I'm developing a ML training server and client that uses the ultralytics package, YOLOv8 models and gRPC. The server is written in python and the client in C#. I got everything going and I can start the training process with no problem from the client side. Now I want to report the training process back to the client, to visually update the user on how the training is going. For this I created this small proto file:
syntax = "proto3";
package training_client;
service TrainingService {
rpc StartTraining(StartTrainingRequest) returns (stream InTrainingResponse) {}
}
message StartTrainingRequest {}
message Metric
{
string name = 1;
float value = 2;
}
message InTrainingResponse
{
int32 epoch = 1;
repeated Metric metrics = 2;
}
My basic server implementation looks like this:
from multiprocessing import Process, Queue
import grpc
from ultralytics.engine.trainer import BaseTrainer
import training_pb2_grpc
from ultralytics import YOLO
from concurrent.futures import ThreadPoolExecutor
from training_pb2 import InTrainingResponse, Metric
def on_train_epoch_end(trainer: BaseTrainer):
print("Putting values into queue")
TrainingServicer.progress_queue.put((trainer.epoch, trainer.metrics))
def on_train_end(trainer: BaseTrainer):
print("Training Finished")
TrainingServicer.progress_queue.put(None) # finished training, break infinite loop
class TrainingServicer(training_pb2_grpc.TrainingServiceServicer):
progress_queue = Queue()
def __init__(self):
super().__init__()
self.model = YOLO("yolov8m.pt")
self.model.add_callback("on_train_epoch_end", on_train_epoch_end)
self.model.add_callback("on_train_end", on_train_end)
def run_training(self):
self.model.train(data="dataset/data.yaml", epochs=15, imgsz=512, batch=2, device=0)
def StartTraining(self, request, context):
training_thread = Process(target=self.run_training)
training_thread.start()
while True:
try:
item = TrainingServicer.progress_queue.get(timeout=1)
if item is None:
break
epoch, metrics = item
resp = InTrainingResponse(epoch=epoch)
for k, v in metrics.items():
resp.metrics.append(Metric(name=k, value=v))
print("Yielding training update")
yield resp
except Exception as e:
print("Queue is empty or no new data available")
continue
def serve():
server = grpc.server(ThreadPoolExecutor(max_workers=10))
training_pb2_grpc.add_TrainingServiceServicer_to_server(TrainingServicer(), server)

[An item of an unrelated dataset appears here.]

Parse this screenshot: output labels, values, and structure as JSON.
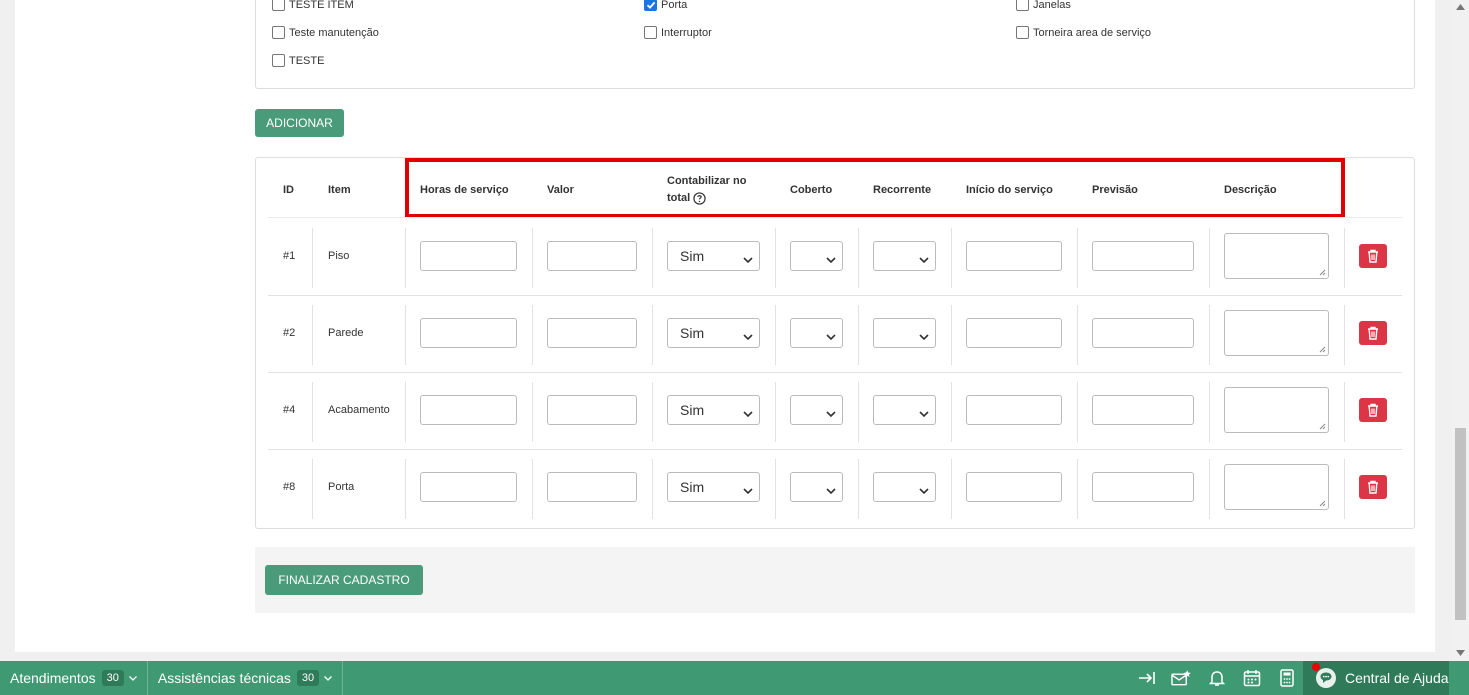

server.add_secure_port('[::]:30008', grpc.local_server_credentials())
print("Start Server")
server.start()
server.wait_for_termination()
if __name__ == '__main__':
serve()
And my basic client like this:
using Grpc.Net.Client;
using Grpc.Core;
using TrainingClient;
using var channel = GrpcChannel.ForAddress("http://localhost:30008");
var client = new TrainingService.TrainingServiceClient(channel);
using var call = client.StartTraining(new StartTrainingRequest());
await foreach (var epoch in call.ResponseStream.ReadAllAsync())
{
Console.WriteLine($"Received Epoch {epoch.Epoch} with {epoch.Metrics}");
}
My problem now is that the callbacks are successfully putting items into the queue, but the consumer part of the queue never receives them, indicating for me that both queues are different instances, which I quickly confirmed by checking their memory addresses. The call to model.train() is blocking, which is why I tried to run it in a different process, to be able to yield back each result to the RPC. My understanding of multiprocessing.Queue is that this implementation uses a shared memory spaces to allow different processes to share data, but I don't seem to be able to use it correctly.
Explained above: Tried to use multiprocessing to use a producer/consumer sort of pattern to report training metrics mid-training back to the client.